Satiano menyebut, meskipun KPU Barsel sempat mengembalikan Sisa Lebih Pembiayaan Anggaran (SiLPA) sebesar Rp3,5 miliar pada 2025, pengembalian itu tidak menghapus proses hukum untuk mengusut potensi kerugian keuangan negara.

“Kami mendukung penuh Kejari membuka dan menuntaskan kasus ini secara transparan.
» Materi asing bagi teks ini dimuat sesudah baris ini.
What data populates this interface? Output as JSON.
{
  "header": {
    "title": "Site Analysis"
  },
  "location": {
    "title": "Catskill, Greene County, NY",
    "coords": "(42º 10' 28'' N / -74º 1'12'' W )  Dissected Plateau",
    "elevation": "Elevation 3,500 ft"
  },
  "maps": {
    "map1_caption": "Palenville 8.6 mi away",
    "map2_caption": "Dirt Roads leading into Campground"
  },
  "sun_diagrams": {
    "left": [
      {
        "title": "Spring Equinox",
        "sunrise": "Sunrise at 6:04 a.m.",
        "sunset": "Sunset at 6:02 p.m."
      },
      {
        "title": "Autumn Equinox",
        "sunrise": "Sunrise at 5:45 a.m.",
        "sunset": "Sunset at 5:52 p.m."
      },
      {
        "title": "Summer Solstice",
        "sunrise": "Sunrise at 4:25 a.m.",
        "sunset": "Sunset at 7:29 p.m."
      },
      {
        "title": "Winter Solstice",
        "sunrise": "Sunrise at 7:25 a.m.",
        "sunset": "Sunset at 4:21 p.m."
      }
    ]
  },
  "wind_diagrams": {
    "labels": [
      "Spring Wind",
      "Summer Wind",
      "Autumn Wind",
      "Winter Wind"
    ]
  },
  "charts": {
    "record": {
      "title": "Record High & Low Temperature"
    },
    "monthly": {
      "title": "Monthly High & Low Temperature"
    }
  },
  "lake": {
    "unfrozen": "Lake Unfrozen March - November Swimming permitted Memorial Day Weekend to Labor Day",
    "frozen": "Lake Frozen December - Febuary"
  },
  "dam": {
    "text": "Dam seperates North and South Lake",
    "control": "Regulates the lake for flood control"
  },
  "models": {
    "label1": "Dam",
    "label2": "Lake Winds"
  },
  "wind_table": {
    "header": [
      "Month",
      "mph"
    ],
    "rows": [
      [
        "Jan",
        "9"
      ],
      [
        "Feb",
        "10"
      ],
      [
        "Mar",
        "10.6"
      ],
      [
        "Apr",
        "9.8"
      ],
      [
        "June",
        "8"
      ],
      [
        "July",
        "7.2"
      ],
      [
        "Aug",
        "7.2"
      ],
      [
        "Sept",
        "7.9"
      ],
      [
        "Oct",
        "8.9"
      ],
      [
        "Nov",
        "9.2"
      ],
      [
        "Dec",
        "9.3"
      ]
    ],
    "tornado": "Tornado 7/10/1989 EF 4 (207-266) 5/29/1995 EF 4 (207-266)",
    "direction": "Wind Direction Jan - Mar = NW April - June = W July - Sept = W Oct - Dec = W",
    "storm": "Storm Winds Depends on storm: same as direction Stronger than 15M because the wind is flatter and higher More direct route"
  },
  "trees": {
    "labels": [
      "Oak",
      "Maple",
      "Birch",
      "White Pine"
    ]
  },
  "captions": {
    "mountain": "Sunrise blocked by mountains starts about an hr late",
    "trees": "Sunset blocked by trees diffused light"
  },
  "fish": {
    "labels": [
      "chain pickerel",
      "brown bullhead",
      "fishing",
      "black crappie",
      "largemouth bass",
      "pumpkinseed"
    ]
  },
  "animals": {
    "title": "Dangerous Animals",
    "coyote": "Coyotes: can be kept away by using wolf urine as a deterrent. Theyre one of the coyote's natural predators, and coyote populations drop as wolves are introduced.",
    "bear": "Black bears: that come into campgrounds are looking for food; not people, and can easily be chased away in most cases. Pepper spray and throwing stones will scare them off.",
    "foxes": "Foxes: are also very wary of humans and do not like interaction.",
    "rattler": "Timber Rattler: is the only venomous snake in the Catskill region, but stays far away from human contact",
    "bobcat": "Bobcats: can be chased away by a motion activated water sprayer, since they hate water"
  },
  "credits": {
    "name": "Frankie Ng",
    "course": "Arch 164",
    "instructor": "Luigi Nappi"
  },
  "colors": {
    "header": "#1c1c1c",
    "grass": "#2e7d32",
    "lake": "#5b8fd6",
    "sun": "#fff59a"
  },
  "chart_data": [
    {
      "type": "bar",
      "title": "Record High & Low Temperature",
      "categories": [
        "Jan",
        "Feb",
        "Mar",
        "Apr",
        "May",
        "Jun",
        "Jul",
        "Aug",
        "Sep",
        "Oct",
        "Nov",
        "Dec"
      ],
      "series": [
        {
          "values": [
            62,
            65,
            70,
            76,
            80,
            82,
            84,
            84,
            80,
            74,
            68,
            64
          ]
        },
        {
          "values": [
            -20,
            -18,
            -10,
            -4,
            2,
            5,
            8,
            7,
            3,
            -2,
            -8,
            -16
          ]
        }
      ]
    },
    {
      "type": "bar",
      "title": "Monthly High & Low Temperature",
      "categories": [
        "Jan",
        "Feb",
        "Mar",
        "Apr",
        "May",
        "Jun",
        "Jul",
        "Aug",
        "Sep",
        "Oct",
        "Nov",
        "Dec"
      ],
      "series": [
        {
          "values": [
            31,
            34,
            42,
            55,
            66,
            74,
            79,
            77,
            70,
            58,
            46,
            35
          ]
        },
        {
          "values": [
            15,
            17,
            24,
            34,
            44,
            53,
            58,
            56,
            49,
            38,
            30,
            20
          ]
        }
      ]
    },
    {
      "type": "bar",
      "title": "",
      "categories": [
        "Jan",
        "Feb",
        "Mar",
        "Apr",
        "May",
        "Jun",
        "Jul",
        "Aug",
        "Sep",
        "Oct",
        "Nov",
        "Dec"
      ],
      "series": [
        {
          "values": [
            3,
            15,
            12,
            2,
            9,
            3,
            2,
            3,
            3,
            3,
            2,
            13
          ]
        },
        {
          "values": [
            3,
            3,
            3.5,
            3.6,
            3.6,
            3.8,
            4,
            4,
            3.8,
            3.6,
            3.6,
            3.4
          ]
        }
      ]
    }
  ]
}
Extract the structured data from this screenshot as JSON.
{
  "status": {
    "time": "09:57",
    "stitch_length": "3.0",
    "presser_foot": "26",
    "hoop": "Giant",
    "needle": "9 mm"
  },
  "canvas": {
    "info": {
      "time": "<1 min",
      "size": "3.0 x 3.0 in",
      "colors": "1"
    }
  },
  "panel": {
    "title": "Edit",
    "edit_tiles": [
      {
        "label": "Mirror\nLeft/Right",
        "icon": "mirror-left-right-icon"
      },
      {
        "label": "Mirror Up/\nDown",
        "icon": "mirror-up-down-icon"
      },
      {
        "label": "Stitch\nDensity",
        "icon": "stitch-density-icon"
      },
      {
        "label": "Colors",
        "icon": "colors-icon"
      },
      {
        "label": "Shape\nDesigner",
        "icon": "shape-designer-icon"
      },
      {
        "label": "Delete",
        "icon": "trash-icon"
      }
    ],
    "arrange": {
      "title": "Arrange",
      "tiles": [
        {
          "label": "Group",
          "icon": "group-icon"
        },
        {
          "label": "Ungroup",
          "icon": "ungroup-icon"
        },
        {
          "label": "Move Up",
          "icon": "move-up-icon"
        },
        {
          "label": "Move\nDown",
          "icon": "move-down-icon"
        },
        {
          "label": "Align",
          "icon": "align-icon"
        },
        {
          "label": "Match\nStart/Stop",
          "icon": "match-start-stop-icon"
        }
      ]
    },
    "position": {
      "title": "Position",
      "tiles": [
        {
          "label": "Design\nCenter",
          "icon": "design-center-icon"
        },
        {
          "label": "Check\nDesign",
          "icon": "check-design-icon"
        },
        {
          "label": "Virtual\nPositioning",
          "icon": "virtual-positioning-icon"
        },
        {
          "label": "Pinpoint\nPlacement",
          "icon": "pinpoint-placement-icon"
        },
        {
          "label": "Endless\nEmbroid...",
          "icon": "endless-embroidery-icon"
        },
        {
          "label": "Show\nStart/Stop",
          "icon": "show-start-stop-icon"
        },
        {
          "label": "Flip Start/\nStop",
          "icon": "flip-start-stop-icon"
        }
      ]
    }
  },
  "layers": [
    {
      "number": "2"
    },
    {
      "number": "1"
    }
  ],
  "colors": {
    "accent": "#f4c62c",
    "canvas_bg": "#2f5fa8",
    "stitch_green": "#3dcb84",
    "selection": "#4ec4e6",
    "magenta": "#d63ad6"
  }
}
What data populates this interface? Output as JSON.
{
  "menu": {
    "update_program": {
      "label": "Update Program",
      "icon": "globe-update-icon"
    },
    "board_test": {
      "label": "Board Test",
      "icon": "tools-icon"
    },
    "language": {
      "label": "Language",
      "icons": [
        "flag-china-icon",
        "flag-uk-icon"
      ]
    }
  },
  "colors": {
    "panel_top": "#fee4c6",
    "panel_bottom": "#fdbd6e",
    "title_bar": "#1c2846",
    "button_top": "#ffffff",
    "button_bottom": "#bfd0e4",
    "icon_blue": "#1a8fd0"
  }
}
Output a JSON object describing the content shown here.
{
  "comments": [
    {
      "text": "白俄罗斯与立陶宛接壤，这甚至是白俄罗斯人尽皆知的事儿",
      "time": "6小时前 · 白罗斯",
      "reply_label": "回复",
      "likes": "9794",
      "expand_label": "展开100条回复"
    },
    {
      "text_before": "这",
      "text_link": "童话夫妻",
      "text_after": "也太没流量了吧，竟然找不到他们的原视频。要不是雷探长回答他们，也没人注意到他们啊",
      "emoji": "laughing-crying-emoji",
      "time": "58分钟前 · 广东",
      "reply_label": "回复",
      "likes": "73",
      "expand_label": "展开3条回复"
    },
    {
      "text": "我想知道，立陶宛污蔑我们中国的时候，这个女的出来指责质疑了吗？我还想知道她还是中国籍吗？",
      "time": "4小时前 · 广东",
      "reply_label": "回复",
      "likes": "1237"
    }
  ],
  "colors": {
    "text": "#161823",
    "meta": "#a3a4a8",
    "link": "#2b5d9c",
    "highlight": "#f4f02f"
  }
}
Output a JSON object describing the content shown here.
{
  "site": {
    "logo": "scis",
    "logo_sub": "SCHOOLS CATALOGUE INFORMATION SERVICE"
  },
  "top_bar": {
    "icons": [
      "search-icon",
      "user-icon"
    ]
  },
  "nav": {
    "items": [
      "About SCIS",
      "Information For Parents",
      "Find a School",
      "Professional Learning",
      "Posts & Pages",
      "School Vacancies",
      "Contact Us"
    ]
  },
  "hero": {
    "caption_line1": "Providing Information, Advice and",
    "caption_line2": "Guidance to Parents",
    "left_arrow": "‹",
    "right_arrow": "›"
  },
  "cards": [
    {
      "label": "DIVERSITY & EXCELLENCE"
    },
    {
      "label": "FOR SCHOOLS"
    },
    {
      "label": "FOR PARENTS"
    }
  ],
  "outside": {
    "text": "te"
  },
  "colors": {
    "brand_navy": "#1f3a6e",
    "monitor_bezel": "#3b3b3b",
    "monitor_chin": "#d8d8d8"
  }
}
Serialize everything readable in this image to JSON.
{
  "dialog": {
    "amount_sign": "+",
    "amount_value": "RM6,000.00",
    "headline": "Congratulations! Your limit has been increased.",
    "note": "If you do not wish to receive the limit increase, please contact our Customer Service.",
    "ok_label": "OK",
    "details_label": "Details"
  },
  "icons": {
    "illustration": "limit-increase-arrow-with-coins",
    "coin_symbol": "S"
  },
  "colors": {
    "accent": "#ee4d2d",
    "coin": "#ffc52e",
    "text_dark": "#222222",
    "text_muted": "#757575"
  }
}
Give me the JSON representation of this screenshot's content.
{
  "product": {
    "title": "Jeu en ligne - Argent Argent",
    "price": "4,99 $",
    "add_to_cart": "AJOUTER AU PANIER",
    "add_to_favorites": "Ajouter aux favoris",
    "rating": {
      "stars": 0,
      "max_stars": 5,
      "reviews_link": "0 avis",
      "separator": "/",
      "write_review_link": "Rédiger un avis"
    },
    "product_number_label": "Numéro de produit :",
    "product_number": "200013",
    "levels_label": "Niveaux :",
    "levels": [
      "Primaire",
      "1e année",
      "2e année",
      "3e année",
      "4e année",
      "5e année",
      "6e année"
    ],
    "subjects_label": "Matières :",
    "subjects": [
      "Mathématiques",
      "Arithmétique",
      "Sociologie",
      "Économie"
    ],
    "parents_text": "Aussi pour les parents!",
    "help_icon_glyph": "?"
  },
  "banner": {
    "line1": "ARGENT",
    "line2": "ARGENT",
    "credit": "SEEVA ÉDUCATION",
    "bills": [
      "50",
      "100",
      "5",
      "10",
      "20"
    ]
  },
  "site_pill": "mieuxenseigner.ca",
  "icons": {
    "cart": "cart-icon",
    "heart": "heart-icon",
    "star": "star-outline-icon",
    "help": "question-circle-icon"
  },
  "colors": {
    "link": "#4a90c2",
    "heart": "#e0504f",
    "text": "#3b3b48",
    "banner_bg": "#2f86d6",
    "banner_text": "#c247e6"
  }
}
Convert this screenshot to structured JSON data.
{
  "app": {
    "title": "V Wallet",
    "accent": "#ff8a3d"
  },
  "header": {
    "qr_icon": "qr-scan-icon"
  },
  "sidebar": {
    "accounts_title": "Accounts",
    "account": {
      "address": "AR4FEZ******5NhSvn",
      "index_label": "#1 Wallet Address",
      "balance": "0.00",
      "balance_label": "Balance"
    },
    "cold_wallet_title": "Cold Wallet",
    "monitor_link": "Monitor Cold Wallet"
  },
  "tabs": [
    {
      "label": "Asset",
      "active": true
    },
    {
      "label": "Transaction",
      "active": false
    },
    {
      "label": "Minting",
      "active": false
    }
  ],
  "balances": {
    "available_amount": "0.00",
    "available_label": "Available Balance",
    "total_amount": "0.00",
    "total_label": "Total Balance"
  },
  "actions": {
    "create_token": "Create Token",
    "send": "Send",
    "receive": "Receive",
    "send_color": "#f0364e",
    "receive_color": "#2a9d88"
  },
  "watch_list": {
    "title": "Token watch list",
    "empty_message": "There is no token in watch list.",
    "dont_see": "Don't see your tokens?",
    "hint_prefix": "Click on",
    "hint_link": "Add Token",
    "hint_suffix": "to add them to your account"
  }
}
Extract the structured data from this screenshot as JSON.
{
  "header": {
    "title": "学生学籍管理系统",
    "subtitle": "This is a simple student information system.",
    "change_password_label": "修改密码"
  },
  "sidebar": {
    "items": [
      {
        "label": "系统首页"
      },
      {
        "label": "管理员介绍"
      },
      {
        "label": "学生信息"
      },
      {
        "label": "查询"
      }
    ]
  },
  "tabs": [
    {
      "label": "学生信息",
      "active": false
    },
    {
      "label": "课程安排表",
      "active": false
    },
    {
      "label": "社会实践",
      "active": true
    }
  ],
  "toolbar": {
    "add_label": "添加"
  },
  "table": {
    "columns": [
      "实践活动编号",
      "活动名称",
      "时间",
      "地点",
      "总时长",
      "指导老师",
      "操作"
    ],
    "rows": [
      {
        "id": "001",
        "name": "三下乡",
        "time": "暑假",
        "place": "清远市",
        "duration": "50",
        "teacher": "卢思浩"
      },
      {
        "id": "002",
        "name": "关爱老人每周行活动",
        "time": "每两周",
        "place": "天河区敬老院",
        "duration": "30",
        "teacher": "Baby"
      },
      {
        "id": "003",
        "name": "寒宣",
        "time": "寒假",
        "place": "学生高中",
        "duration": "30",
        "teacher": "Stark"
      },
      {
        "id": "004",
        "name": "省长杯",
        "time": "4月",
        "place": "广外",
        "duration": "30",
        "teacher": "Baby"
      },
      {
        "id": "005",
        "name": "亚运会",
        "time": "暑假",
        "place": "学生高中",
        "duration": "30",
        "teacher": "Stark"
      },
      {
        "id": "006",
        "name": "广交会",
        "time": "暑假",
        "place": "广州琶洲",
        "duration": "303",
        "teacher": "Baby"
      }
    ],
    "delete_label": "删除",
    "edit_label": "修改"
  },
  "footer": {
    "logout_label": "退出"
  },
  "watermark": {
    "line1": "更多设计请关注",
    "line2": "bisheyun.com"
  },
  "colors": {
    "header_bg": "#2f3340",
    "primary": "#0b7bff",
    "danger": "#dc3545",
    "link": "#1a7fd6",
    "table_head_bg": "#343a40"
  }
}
Semua pihak yang mengelola anggaran, baik lima komisioner maupun jajaran sekretariat KPU Barsel, harus diperiksa secara mendalam,” ujar Satiano saat diwawancarai Beritaprioritas.com melalui sambungan telepon, Rabu (15/9/26).

Politikus yang juga mantan anggota DPRD Barsel periode 2004-2009 itu menegaskan, LIN memiliki kemitraan strategis dengan Komisi Pemberantasan Korupsi (KPK RI), Kejaksaan Agung RI, Mabes Polri, BNN, dan kementerian terkait.

Karena itu, DPC LIN Barsel akan melaporkan hasil pengawasan ini secara berjenjang kepada DPD LIN Kalteng dan DPP LIN Pusat.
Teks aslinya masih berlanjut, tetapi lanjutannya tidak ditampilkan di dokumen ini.